Many of the quotes from this story came from an interview I did with Marshall for a D CEO cover story in 2016 on diversity, inclusion, and how women are treated in the workplace. As you can tell from the anecdotes, she had a story to go along with each of the principles she discussed. She said she came to Cuban’s office knowing she had something to add, and she approached the gig with skepticism. “I am a brand,” she said Monday.

Their meeting lasted 52 minutes, and she said that was enough time to gauge Cuban’s sincerity on wanting things to change. She typed up a two-page plan about how to respond over the weekend and offered to show it to Cuban; he said he didn’t need to see it, that he trusted her.
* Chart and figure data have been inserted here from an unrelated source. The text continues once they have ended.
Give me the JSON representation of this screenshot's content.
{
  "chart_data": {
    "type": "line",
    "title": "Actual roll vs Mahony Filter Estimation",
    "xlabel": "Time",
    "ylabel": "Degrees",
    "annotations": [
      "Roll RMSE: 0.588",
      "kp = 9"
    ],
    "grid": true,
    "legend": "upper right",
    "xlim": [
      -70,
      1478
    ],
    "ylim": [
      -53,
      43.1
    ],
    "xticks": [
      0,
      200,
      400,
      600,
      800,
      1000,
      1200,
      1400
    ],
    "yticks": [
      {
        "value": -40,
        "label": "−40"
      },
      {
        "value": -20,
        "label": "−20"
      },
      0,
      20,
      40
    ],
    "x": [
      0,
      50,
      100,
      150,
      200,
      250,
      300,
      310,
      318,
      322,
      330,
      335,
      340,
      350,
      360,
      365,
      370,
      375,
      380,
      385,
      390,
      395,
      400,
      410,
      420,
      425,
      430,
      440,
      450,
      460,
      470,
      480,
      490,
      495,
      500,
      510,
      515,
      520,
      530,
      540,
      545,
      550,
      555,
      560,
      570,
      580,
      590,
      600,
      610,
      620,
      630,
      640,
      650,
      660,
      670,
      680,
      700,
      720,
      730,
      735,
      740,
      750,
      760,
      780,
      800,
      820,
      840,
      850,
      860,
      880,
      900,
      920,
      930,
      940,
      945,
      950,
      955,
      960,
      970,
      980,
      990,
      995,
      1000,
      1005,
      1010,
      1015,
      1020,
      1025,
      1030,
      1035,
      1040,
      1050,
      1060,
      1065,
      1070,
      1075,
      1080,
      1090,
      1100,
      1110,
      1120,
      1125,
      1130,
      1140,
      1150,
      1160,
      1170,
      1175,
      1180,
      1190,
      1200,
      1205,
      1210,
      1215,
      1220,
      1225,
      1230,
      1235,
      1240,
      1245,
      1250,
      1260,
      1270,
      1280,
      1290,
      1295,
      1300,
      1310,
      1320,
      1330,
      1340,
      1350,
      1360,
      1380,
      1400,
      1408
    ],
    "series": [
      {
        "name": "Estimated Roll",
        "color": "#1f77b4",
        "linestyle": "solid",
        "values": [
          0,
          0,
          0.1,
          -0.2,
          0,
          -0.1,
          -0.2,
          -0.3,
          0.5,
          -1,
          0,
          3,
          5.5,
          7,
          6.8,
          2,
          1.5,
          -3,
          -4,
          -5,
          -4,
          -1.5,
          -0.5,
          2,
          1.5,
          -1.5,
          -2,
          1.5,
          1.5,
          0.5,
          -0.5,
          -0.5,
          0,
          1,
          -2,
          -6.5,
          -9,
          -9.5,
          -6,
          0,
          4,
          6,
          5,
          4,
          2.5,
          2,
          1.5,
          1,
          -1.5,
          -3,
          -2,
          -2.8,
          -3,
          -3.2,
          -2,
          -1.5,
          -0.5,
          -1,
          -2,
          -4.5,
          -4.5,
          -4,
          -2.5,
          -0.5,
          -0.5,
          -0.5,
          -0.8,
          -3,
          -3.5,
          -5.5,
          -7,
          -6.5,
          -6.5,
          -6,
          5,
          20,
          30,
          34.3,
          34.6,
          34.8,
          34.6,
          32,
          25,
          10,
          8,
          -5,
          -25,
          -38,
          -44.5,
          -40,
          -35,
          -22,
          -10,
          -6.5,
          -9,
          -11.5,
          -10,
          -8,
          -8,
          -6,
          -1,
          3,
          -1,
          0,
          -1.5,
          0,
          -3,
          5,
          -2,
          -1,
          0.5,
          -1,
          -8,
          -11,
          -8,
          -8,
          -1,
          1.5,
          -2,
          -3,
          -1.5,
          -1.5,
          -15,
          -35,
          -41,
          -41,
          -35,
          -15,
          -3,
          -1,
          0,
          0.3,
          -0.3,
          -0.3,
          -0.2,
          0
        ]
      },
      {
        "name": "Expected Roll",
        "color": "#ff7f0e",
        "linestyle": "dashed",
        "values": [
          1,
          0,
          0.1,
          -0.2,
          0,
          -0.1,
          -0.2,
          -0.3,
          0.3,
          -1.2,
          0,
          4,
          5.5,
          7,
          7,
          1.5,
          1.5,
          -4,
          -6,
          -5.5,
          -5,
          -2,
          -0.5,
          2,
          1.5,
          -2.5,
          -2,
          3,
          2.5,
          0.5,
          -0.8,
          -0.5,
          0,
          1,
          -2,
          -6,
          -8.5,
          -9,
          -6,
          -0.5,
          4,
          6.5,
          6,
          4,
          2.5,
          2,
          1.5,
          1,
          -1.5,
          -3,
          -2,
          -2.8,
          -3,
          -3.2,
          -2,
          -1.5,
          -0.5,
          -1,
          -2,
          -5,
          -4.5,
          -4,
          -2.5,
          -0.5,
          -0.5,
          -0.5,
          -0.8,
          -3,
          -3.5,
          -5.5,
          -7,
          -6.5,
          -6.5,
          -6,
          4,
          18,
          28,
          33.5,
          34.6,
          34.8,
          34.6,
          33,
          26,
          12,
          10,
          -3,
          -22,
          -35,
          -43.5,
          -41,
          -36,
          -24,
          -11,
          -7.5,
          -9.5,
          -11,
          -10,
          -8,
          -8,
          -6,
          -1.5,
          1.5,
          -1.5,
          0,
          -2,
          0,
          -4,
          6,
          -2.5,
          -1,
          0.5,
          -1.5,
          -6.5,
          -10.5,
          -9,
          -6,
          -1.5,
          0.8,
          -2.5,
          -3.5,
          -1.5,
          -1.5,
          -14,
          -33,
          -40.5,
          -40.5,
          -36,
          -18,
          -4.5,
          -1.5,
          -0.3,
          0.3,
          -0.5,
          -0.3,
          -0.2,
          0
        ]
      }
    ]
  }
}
“That was a test,” she said, smiling. “This is going on all over the country. I want us to be a model—here’s what to do when this happens. Here is how you make employees feel safe. Here is how to transform a culture to include diversity and inclusion. Here are the operational systems to put in place to make sure the process works for employees. I want us to be that model for how to do this. And we will be.”